Many Conservatives are expected to be absent rather than risk the ire of their constituents, but the free vote is expected to pass with the support of Labour and the SNP.
Senior Tories said Mr Johnson’s political career was now “finished”, with defence committee chair Tobias Ellwood remarking that support among the Tory base was “changing before our very eyes” into “disappointment and anger”.
Erstwhile deputy leader of the Conservatives Michael Heseltine said Mr Johnson had been shown to have “told a pack of lies”, while former attorney general Dominic Grieve said “I hope he’s gone for good.”
Max Hastings, once Mr Johnson’s boss at The Daily Telegraph, said the former PM was doing “what the dog does against the lamp post”.
Labour urged Mr Sunak to make sure Mr Johnson “pays back every penny” of the taxpayer-funded legal support, while the Liberal Democrats called on Mr Sunak to strip Mr Johnson of the £115,000 annual allowance available to former prime ministers.
Mr Johnson is now also facing calls to stand down from the Privy Council, a select group of MPs and other figures that advises the monarch.
Senior Labour MP Chris Bryant told The Independent: “He’s a disgraced former prime minister. You really wouldn’t normally want a disgraced former minister carrying on in the Privy Council.”
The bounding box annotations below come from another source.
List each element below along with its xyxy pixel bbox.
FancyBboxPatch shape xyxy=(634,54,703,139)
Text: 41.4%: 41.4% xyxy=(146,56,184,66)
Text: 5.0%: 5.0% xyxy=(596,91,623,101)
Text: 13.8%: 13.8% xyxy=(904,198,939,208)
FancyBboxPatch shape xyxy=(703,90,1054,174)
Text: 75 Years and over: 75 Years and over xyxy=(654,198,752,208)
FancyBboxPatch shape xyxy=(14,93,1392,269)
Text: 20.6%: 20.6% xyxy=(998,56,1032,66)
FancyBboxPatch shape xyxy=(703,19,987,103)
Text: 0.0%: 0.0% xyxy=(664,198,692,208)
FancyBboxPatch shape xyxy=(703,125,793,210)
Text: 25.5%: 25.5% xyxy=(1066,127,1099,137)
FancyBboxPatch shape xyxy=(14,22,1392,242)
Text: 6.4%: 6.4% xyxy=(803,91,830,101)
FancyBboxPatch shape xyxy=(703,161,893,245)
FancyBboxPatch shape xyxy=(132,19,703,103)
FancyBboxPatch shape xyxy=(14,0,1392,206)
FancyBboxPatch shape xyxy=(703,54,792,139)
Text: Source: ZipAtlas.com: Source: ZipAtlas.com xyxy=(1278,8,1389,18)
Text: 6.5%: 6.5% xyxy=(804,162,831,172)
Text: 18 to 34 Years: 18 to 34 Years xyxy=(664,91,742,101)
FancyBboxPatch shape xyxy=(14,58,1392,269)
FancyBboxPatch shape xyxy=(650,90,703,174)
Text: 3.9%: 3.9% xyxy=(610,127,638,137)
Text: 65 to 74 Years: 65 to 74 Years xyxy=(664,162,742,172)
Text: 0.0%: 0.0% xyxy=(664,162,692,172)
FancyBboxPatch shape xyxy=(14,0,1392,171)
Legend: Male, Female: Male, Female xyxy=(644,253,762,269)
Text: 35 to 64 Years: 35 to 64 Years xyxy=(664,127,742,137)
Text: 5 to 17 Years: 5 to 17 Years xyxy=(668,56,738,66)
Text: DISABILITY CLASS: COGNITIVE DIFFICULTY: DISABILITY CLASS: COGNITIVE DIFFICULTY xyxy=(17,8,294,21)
No 10 said there are no plans to tear up Mr Johnson’s honours list, or to ask him to pay back taxpayer-funded legal support. Mr Sunak’s spokesperson also made clear that Mr Johnson would not lose access to the £115,000 annual funding provided to former prime ministers.
Downing Street also rejected claims by Ms Dorries that members of the committee were offered inducements, such as “gongs” or safe seats, to reach their conclusion.
Ms Dorries said that Tory MPs who vote to approve the report might face deselection. “Any Conservative MP who would vote for this report is fundamentally not a Conservative and will be held to account by members and the public,” she said. “Deselections may follow. It’s serious.”
Sir Jacob Rees-Mogg said the report findings were “fundamentally flawed”, while another Johnson ally, Sir James Duddridge, said: “Why not go the full way, put Boris, in the stocks and providing rotten food to throw ... at him?”
Former MEP David Campbell Bannerman, chair of the Conservative Democratic Organisation, said Mr Johnson should appeal the findings via the European Court of Human Rights.
The committee report also laid bare the culture of No 10 during its Covid-era gatherings. In additional evidence passed to the group, one Downing Street official said staff were warned to be “mindful” of cameras but that compliance was “a pantomime” – revealing that social distancing and mask-wearing were not enforced, and that “wine-time Fridays” continued.
Mr Johnson was “unable to explain” why he considered his wife Carrie Johnson and the couple’s interior designer “absolutely necessary participants in a work-related meeting” when they attended the June 2020 birthday party, the committee said.
The former PM had claimed that he felt the leaving party for the former No 10 director of communications Lee Cain was necessary for staff morale. But the committee said morale did not provide “a licence for Mr Johnson’s conveniently flexible interpretation of the rules”.
The report also warned Mr Johnson that he could be found guilty of further contempt over a “statement of truth” he provided in reference to 16 events that took place at Chequers, after a dossier of possible rule-breaches was handed to police.
The committee also warned supporters of Mr Johnson that it intended to make a “special report” to the Commons regarding what it called a sustained attempt to “undermine” the credibility of its members.
The report revealed that the committee had split over the question of whether Mr Johnson should be permanently expelled from the Commons. Allan Dorans of the SNP and Yvonne Fovargue of Labour backed such a ban. But the four Tory members of the committee – Sir Bernard Jenkin, Sir Charles Walker, Andy Carter and Alberto Costa – opposed it.
Mr Johnson resigned on Friday, pre-empting the report and triggering a 20 July by-election in his Uxbridge and South Ruislip seat.